Updated: Nov 9, 2022

This post contains affiliate links at the end. For more information, see my disclosure here.

It sucks when people react negatively to something they are unfamiliar with.

It sucks even more when they don't even bother listening to you, your ideas, and/or opinions.

You'll know how frustrating it'll be when you've already anticipated the outcome. Yet, you're still going to talk to these people about it.

So I am here today to help you deal with people who fear things they don't understand.

But first, there are 2 things you would need to know before getting into situations like these again. They are:

Although it can likely ease the tensions between you and the person you are talking to, it is not 100% guaranteed to work.

We have to consider their personality as a whole if:

  • There is stress currently going on in the conversation

  • Any other different factors that can't be explained, which you may not know of, and should not be assumed

Let's get started.


An Introduction

I want to start things off with a story about the time when I transferred to a new school after community college.

At the time, I had recently bought a onewheel to get around a massive school campus when it was still fairly new on the market and unfamiliar to people in 2017, unlike today.

And even though I got around campus in just a few minutes, there were people I'd upset other than the campus police.

For instance, a librarian stopped me at the entrance when I was getting off my onewheel in front of one of the libraries at my school:

Librarian: You can’t bring that in here.
Me: What?
Librarian: You can’t bring that [onewheel] in here. You gotta lock it up.
Me: Umm... Okay??

Now what did I do wrong here?

2 problems:

Well, other than the fact that I should've stood my ground (but couldn't because I was still building my mindset, so my confidence wasn't there yet), the first problem was I wasn't mirroring her words.

When you mirror someone's words, the perception of the person (or people) you are talking to gives them the impression that you understand them.

It's much like mirroring body language (except in situations where you don't want to escalate the conflict).

The thing you don't want to be doing is using different words that have a similar meaning. That will lead to misconceptions and have them subconsciously think, "No, you don't understand me because you can't grasp my viewpoint."

What I've just explained is a minor problem that leads to my second problem, which I identify as the primary problem: miscommunication.
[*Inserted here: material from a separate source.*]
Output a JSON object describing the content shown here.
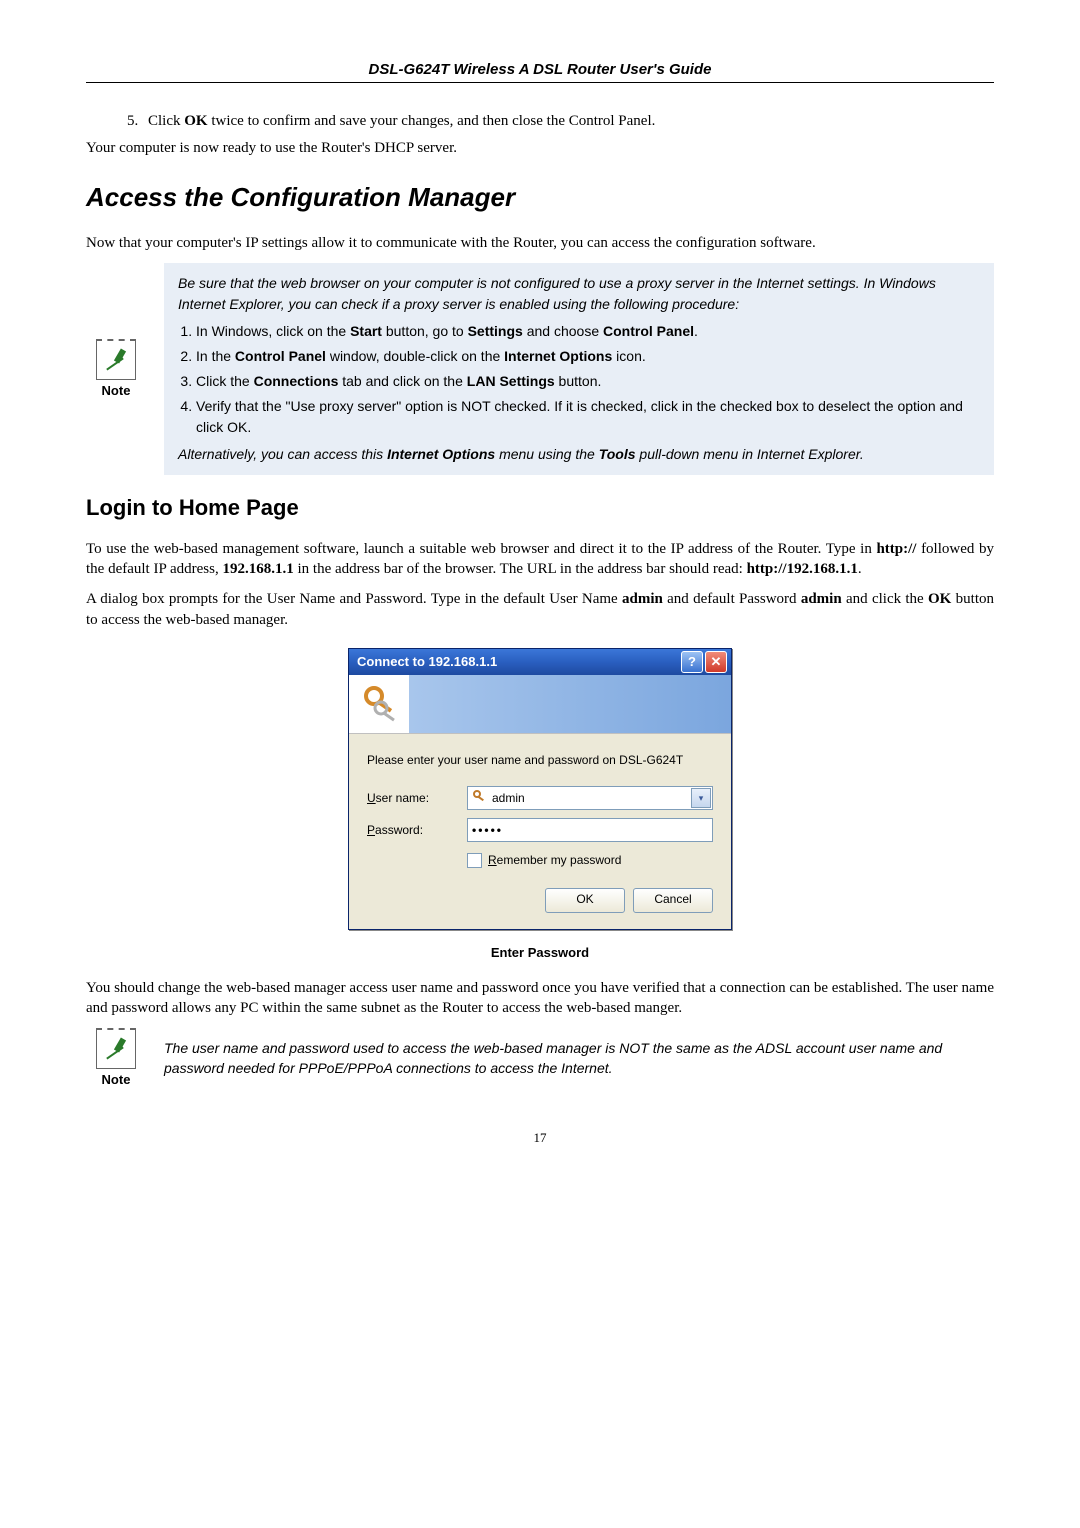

From the librarian's viewpoint, she was communicating in the form of actions while I was operating in the form of logic, which communication is not compatible with my brain.

At this point, you're most likely wondering or asking me what kind of jargon I'm talking about. That is what we'll dive into in the next section.


The 6 Ways of Dealing With People Who Are Afraid of the Unknown

Identifying the Preference of Communication for Each Person

Dealing with people that react negatively to things they are unfamiliar with, considered as neophobia, is very frustrating for most of us.

I've seen Facebook posts back in the day where people shared their onewheel stories about how they had trouble bringing it into certain places. An airport was a notorious place because security would say it looked "dangerous," the battery might be a "bomb," etc.

Luckily, there is a system called the Process-Communication Model, or PCM for short, which you could use to identify the type of communication the person prefers.

6 types of personalities and communication styles reside in all of us. But we prefer sticking with only one, since communicating using the other 5 can typically cause distress to us or other people.